I am follow a mostly vegan diet and in addition to PCa also have a blood cancer (CLL= 2Xloser). I get full blood workup (+) for the CLL every six months. About a year ago, my red blood counts were at/or below lower normal levels. I did a bit of research, analyzed my normal daily diet, and concluded that I was likely iron deficient. As a result, about six months ago I started taking a non-heme iron supplement (18 mg chelated taken with 500 mg Vit C for better absorption @ 3 to 5 x per wk) . At my last labs in December 2017, all red counts were again well above low normal range.
In doing my research, I looked at both vegan diets and CLL and found that over time both can lead to low red counts. The issue with CLL is related to blood "manufacturing" and vegan diet is related to plant-sourced iron being less readily absorbed. The good aspect of plant-sourced iron is that we limit total amount, whereas heme-iron is non-regulated; i.e., easy to get too much.
You might consider giving this a try to boost your red blood numbers.
My doctor has me on a supplementary iron capsule. I will talk to him about your approach. I will mention the non-heme iron distinction. What is the brand you are using?
Note: I have never been treated for my CLL (12+yrs) and am on PCa treatment vacation with <0.1 PSA. As you indicate, always prudent to review supplements, etc. with your MO. Be Well - cujoe
I take 9 scoops/day like CalBear74. I take before meals on an empty stomach most of the time. I'm also on Lupron/Casodex [G8 (4+4) Stage-4 w/5 bone mets, initial PSA 55] and consume the Enzymatic Therapy IP6 brand.
I've had no problems with my lab work with calcium or iron issues. I do take high doses of D3/K2 to build up my D3 levels to a target of 70s as suggested by my doctors. My bone density test which was "above average for my age group" with no chance of bone fractures at this point. I going on 67-years old.

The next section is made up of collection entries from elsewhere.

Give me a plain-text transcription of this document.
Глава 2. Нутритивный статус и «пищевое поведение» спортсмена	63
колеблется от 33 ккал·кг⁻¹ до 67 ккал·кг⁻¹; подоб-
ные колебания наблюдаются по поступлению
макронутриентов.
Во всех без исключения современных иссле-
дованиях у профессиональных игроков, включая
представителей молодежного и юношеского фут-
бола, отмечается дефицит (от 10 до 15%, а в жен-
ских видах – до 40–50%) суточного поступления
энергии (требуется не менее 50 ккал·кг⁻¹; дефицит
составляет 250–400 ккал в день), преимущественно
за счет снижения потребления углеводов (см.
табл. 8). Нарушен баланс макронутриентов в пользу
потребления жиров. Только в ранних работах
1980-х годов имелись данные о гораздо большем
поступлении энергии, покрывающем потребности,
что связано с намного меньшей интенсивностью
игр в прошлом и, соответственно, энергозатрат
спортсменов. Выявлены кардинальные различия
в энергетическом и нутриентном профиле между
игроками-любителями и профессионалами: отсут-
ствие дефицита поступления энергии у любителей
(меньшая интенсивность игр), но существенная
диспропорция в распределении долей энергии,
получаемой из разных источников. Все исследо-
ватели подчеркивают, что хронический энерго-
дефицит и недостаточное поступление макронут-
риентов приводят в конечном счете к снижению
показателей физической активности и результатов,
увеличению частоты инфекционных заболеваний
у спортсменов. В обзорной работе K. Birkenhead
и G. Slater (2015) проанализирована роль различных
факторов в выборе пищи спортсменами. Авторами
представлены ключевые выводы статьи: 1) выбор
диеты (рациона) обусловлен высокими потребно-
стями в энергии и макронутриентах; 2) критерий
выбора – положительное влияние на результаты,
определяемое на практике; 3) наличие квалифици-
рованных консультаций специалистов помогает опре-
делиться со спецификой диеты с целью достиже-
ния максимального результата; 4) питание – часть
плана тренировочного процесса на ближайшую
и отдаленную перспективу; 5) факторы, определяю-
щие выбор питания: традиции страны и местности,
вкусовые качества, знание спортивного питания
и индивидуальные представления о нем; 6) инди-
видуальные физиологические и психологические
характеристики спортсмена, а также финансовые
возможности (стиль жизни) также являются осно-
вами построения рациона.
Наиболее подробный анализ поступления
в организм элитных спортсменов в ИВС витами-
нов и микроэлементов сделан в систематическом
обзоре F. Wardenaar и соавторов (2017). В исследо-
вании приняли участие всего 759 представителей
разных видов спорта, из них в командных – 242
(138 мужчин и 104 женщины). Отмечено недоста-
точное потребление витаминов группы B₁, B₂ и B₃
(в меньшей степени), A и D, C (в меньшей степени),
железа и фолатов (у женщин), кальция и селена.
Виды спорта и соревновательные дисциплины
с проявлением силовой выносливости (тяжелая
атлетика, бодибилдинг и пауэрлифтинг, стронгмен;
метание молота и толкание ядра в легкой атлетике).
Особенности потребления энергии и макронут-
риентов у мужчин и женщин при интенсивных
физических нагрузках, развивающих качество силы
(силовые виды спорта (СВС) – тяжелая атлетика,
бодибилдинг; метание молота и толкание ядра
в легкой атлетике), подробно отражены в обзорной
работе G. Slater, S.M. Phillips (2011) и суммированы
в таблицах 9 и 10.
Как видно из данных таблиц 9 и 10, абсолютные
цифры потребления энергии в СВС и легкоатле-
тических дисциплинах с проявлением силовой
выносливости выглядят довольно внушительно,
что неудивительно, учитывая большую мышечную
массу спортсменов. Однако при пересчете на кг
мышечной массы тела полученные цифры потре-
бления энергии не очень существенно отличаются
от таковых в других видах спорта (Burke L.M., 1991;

Thanks for that Facebook IP6 Research link. More research on the topic of IP6
Personally, I would not worry about calcium issues with IP6. Low iron for some, perhaps. That was the only issue Sloan Kettering research on IP6: mskcc.org/cancer-care/integ...
I bet you did not know there was a vegan version of chocolate chip, and vanilla, and pistachio, etc. The brand, believe it or not, is Nada Moo. I buy it at Sprouts. It's excellent. Tastes like the real thing but it lacks the hormones and antibiotics the farmers love to inject.